Clinical signs of AAT, regardless of the specific trypanosome involved, include anemia, intermittent fever, edema, and weight loss.^49,54 Abortion and infertility may be observed. Stressors such as malnutrition or concurrent disease increase the likelihood and severity of disease. Infection with T. congolense has an incubation period that varies from 4 to 24 days; it causes severe disease in horses, cattle, sheep, goats, and camels, with milder disease in pigs. In donkeys, it may cause chronic infection with longer persistence in the blood.⁵⁵ In contrast, T. vivax has an incubation period of 4 to 40 days and causes relatively mild disease in horses. Infection of horses with T. brucei brucei has a comparatively short incubation period (5-10 days) and causes severe, frequently fatal, infection of horses, camels, dogs, and cats, with mild, chronic or subclinical disease in cattle, sheep, goats, and pigs.⁴⁹ Clinical signs of trypanosomiasis may be complicated by clinical signs of secondary diseases that develop as a result of immunosuppression.

Diagnosis

A diagnosis of AAT should be suspected in horses in endemic areas with anemia and poor body condition. The diagnosis is usually confirmed by demonstration of the organism in blood or lymph node smears. Parasites, especially T. vivax and T. congolense, are readily observed in whole-blood or buffy coat smears early in infection. Stained lymph node smears are most useful for diagnosis of early infection with T. vivax and T. brucei brucei or chronic T. congolense infection.⁴⁹ An ELISA for detection of antigen-specific, species-specific deoxyribonucleic acid (DNA) probes for trypanosomes and polymerase chain reaction (PCR) assays to identify specific trypanosome species have been described for diagnosis of AAT in ruminants and horses.^{51,52,56–61}

Therapy

A variety of antitrypanosomal medications have been used for the treatment and prevention of AAT; however, the development of drug resistance has complicated this approach to disease control.^49,62 Quinapyramine derivatives provide effective protection against T. brucei brucei in horses for up to 3 months. Other drugs suggested for control of AAT include isometamidium chloride,^62,63 homidium bromide,⁶³ diminazene aceturate,⁶³ and melarsen oxide; however, potential adverse effects may limit the usefulness of some of these drugs in horses.

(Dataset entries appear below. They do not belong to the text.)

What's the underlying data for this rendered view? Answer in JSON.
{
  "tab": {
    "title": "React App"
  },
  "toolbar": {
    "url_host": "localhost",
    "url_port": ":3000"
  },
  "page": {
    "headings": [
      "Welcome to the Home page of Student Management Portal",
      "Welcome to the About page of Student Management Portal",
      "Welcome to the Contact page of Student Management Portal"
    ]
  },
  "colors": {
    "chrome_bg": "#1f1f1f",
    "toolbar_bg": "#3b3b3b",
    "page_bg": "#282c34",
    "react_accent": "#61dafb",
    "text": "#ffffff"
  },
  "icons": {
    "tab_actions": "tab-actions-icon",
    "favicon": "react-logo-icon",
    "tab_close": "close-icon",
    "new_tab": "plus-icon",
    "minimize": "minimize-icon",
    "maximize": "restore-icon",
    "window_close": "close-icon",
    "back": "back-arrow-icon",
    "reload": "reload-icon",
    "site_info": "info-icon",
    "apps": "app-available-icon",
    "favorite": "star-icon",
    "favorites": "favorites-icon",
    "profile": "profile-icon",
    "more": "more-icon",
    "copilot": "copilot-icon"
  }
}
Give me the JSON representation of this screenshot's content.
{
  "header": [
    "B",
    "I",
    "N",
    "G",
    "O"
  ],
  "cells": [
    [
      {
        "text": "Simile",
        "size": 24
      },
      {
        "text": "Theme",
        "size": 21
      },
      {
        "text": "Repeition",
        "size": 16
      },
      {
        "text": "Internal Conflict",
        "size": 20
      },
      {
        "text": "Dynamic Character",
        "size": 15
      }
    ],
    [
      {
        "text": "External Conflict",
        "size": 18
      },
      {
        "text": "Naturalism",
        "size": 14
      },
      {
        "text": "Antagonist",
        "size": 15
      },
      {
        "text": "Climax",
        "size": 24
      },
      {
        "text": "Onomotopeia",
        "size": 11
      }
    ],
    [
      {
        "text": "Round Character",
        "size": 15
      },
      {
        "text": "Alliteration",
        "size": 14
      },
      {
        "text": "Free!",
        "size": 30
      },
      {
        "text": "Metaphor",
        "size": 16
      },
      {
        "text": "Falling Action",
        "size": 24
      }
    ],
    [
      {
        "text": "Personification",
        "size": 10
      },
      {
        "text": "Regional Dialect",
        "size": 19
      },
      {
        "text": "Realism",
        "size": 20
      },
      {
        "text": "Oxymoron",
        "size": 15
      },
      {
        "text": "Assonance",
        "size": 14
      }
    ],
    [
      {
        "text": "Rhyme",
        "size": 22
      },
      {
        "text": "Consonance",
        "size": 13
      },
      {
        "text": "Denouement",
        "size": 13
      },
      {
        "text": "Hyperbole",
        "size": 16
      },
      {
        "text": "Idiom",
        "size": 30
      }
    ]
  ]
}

Prevention and Public Health Considerations

The most effective way to control AAT is to control vector populations. This may include habitat manipulation (discriminative brush clearing), sterile male eradication techniques similar to those used for eradication of screwworm in the United States, ground and aerial spraying, use of synthetic pyrethroids, and odor-baited targets impregnated with insecticides.⁴⁹

The trypanosomes associated with AAT are considered nonpathogenic for people.